As a reporter and editor Bolden witnessed a lot of Alamance County history and wrote about it. He documented the heyday and decline of downtown Burlington, the emergence of retail centers like Cum-Park Plaza, Holly Hill Mall and Burlington Mill Outlet Center, as well as their decline. He noted the national emergence of Elon College into Elon University, as well as the consolidation of the Burlington City and Alamance County school systems. He recorded the economic evolution that transformed the area from one dependent upon textile manufacturing and Western Electric into one related to medicine and laboratory testing. In politics, he chronicled the rise of a man from Hawfields to the governor’s mansion.

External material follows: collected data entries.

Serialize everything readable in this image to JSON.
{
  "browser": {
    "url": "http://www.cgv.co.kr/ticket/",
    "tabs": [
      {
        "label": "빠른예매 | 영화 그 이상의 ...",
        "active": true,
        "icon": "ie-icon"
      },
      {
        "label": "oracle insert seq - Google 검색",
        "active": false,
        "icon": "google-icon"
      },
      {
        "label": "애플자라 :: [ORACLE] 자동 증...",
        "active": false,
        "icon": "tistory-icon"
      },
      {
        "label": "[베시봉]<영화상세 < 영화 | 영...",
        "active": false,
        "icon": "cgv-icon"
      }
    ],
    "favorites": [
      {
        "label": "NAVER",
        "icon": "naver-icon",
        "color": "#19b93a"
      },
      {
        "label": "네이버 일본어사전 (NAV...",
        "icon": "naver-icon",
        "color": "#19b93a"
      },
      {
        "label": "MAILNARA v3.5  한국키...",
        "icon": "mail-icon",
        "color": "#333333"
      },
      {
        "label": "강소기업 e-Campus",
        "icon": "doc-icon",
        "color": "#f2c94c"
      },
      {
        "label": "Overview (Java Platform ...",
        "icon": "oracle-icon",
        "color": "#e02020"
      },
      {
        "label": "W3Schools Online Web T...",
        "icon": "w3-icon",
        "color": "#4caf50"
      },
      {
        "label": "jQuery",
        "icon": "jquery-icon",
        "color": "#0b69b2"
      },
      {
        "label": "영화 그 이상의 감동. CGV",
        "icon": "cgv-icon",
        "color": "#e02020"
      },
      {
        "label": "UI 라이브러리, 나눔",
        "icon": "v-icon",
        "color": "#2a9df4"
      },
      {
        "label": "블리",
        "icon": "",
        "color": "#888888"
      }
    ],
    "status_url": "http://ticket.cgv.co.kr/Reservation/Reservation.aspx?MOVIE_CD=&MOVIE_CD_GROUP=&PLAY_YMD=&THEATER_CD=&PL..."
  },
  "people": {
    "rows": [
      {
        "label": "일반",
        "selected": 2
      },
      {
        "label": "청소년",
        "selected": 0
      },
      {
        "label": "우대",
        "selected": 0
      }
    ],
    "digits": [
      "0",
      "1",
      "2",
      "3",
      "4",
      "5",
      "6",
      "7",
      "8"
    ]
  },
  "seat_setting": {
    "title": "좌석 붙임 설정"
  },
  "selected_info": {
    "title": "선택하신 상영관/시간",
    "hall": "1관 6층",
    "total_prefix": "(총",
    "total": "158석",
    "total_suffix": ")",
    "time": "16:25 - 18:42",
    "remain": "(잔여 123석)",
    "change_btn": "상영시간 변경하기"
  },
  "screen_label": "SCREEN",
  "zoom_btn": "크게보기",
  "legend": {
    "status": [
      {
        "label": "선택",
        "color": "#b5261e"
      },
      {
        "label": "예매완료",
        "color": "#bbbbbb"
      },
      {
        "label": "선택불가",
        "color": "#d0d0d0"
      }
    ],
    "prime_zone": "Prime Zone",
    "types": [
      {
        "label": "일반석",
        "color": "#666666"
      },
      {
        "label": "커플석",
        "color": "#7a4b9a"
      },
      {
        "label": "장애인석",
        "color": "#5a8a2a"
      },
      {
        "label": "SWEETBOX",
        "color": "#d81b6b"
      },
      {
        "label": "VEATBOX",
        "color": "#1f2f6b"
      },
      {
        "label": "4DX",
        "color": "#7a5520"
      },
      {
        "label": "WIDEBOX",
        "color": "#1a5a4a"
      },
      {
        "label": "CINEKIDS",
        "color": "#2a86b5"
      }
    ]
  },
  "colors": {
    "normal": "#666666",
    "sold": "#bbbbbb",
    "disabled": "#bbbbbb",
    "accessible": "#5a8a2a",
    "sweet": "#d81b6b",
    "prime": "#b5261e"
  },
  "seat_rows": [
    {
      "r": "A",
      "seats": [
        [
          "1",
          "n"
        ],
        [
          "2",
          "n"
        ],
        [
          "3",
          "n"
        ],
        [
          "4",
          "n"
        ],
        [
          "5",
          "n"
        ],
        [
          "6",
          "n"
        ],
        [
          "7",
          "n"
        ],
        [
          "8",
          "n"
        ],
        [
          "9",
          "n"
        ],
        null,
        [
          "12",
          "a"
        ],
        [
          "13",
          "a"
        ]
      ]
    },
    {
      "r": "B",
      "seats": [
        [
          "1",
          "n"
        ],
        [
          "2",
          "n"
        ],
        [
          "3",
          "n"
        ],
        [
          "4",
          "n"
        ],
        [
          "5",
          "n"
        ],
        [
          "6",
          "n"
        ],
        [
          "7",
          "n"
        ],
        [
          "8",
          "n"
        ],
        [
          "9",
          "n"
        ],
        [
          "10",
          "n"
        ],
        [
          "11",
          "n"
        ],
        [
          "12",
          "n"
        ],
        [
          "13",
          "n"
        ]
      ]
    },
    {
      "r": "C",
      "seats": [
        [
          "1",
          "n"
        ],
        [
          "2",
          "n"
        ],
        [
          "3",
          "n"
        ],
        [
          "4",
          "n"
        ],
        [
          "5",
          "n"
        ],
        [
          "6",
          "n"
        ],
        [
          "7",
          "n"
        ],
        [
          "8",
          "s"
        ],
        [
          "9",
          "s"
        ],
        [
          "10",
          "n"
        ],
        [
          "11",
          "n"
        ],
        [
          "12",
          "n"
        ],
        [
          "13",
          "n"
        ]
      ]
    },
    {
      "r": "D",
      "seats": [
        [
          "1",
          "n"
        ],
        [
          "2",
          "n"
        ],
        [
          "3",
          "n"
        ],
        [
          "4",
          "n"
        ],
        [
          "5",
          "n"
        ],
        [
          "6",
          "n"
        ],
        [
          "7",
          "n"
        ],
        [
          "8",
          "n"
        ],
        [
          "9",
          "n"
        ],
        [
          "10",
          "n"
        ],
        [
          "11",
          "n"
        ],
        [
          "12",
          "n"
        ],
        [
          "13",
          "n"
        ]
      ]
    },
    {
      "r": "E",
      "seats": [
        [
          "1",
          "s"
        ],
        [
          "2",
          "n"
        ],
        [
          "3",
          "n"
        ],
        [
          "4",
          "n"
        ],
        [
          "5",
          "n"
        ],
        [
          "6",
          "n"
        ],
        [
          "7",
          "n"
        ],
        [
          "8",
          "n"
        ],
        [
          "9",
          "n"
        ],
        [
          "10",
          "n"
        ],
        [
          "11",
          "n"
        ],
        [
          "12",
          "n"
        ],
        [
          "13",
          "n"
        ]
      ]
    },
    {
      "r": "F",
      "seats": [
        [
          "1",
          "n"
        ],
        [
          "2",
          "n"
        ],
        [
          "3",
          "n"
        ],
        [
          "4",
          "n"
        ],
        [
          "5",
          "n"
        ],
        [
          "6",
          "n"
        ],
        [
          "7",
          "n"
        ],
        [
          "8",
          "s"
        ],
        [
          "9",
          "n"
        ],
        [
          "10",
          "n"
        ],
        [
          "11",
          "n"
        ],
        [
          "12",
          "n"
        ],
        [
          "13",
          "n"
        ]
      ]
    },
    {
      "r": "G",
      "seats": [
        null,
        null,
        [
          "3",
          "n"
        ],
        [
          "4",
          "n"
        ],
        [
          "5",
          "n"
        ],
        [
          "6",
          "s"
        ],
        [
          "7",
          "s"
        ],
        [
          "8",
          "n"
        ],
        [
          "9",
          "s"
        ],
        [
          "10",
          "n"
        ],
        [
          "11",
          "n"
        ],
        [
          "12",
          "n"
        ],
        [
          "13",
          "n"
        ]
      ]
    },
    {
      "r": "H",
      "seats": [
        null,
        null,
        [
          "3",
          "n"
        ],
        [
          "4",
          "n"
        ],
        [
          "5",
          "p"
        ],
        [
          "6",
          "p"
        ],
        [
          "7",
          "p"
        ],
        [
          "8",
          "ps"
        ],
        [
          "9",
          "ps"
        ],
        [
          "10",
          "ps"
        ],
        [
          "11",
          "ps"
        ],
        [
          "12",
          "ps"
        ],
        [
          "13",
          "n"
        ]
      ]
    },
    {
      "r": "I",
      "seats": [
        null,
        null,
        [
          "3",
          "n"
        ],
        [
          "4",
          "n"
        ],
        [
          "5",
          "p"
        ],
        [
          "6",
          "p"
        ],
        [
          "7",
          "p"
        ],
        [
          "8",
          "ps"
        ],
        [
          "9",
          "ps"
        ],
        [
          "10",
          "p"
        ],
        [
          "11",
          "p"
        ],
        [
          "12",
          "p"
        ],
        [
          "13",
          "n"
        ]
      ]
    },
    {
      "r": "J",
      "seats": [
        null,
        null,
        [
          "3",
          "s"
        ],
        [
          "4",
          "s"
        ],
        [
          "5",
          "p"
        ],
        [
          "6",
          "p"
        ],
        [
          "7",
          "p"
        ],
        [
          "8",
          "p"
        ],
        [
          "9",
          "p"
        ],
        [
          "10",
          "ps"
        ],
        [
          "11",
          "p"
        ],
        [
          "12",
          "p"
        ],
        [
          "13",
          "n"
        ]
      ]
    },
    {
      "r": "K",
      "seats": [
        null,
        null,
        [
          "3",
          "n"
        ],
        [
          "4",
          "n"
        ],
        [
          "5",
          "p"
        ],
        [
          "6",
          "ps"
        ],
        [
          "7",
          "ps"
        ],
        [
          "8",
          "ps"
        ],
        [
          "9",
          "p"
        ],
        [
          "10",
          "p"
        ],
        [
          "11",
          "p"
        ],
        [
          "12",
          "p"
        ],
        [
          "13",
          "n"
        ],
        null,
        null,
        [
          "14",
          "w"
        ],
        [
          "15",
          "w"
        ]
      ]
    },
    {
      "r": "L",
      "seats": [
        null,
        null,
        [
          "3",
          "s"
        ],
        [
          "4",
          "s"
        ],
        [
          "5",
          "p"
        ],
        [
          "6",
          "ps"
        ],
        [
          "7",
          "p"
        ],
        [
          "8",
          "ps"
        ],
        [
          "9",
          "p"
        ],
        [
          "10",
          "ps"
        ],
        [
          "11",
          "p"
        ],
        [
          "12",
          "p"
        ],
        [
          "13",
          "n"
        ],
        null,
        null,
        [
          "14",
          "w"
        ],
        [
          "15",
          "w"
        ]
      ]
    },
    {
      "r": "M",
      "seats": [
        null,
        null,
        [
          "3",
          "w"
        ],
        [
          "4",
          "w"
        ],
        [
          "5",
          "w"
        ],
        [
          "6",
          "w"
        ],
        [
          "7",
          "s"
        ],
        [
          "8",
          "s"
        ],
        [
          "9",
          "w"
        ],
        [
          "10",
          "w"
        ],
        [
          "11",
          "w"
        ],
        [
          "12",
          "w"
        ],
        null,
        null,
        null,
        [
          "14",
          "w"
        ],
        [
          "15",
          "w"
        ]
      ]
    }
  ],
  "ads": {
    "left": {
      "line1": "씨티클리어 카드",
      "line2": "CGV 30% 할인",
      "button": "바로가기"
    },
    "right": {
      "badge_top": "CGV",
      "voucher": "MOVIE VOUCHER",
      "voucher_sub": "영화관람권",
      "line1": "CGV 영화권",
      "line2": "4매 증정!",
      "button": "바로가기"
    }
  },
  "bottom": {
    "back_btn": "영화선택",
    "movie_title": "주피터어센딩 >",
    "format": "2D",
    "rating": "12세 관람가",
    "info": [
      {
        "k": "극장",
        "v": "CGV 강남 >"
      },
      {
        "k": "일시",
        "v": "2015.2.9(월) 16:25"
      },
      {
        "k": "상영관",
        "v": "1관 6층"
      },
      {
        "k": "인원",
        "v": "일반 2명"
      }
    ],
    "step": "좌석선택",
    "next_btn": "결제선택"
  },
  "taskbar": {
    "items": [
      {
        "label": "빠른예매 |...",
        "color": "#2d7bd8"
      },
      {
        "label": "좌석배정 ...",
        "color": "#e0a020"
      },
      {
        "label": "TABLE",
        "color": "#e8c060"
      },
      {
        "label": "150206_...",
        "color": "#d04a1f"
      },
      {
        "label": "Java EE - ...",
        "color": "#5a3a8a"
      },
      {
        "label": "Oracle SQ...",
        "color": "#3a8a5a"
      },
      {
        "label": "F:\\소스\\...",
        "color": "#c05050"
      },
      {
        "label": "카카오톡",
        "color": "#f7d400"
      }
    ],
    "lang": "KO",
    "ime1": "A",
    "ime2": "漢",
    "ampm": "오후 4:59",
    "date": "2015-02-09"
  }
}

Bolden once said he decided to spend his career in Burlington because he loved the flexibility working at a smaller newspaper offered. He could write about or photograph nearly any subject he wished. He also liked working in his hometown, a place he never truly left.
“It was fun to see my community take shape and to run with it and be part of it,” he said.
“He was always looked upon as a fair editor and a fair reporter,” said Walter Boyd, a historian in Alamance County who first became interested in history by reading Bolden’s popular Alamance in the Past columns, first published in the late 1960s. “He was the type of fellow — and they’re very rare — that no one ever says a bad word about. In that respect he’s like [the late Elon University president emeritus] Earl Danieley. Earl and Don were genuinely liked.”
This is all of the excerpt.